In short, each individual affiliated opposition senator disclosed a soft
predisposition to be hostage to the militant ideologies and approach of the
very powerful building and construction unions.
The single relevant recommendation that is made in the
Opposition report relates to a proposal to establish construction industry
advisory boards in all states and at the Commonwealth level. This is an
exercise in nostalgia. What is proposed is the reconstruction of tripartite
edifices which enable ministerial appointees to travel across the country at
public expense for meetings and discussions about policies which would be very
slow to evolve, take even longer to be implemented, and would be of limited
usefulness when they were. The committee heard authoritative evidence from the
housing Industry Association on this point:
I have been working in
the construction industry for 10 years and I have been through a large number
of iterations of the modern tripartite consultative structures. They have
changed nothing. You have to ask yourself why they would. What possible
incentive would anybody have for giving up an existing position of power in the
industry for the sake of abstract ideals such as a more efficient building
industry for the sake of Australia
as a whole? To our way of thinking the problems in the industry are not going
to be solved by negotiationsand why should they be?[458]

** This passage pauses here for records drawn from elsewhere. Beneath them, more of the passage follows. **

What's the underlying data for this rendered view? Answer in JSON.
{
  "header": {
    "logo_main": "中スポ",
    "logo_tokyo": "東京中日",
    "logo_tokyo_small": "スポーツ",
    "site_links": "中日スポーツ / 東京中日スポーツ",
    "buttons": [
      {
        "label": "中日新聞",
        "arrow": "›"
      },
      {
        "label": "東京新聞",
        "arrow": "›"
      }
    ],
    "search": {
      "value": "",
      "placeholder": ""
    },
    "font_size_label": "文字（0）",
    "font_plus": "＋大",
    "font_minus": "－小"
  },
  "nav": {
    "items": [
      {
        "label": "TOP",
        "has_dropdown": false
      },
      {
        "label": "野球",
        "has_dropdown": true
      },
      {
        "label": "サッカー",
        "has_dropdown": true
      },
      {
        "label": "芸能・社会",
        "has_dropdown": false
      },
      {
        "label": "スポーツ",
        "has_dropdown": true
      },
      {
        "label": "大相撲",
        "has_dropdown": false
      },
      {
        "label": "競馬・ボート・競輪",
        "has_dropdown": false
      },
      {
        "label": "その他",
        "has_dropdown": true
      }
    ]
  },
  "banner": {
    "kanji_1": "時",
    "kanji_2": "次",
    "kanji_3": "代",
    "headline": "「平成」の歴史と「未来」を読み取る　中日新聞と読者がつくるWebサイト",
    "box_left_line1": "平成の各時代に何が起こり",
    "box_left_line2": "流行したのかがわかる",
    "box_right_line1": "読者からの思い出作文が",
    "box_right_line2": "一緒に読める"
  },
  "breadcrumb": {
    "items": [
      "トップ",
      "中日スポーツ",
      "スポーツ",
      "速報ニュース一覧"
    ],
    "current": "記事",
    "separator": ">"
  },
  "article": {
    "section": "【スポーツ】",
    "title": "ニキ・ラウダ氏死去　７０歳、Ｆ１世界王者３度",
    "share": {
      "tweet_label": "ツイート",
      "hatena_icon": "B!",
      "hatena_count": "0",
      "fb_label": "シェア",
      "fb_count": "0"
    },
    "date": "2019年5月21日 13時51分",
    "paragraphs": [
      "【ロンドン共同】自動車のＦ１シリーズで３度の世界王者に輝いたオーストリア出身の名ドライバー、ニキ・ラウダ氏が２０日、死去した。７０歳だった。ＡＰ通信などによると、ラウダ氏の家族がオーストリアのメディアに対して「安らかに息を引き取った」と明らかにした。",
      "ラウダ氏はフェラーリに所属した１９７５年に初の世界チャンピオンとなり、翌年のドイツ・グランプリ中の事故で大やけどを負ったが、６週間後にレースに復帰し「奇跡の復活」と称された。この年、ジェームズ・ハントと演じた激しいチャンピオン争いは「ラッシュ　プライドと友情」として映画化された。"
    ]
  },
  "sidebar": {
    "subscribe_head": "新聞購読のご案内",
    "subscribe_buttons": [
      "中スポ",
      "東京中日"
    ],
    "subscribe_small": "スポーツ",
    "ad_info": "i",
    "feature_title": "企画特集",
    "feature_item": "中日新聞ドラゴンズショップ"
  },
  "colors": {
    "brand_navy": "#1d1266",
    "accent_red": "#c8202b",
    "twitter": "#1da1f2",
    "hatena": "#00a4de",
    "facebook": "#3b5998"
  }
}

Government senators see the prosperity of the construction
industry, and its improved productivity, resting on the initiative of
individual developers, builders and contractors, in partnership with skilled,
productive and well-paid tradespeople throughout the industry. All that is
asked of government is the maintenance of the rule of law in matters of
workplace relations, occupational health and safety, and in ensuring effective
compliance with state and Commonwealth laws. Apart from this the industry can
run its own affairs and institute its own practices and innovations in line
with client demand and technological change. There are research and innovation
organisations currently established to provide industry with the ideas it
needs, all of them supported by the construction industry. There is no call for
more advisory committees at any level of government. Government party senators
do not anticipate that the Government will react positively to this
recommendation for these reasons.
The Cole Royal
Commission
Throughout the Opposition senator's report runs a continuing
line of criticism of the Cole Royal Commission. There is an inference that Commissioner
Cole was unsuited to the task he was given,
and that his attitude was biased. It is
not hard to understand why Commissioner Cole's
conduct of proceedings would have incensed the trade union movement. For the first time the nefarious activities
of some unions and unionists were subject to close scrutiny and public exposure.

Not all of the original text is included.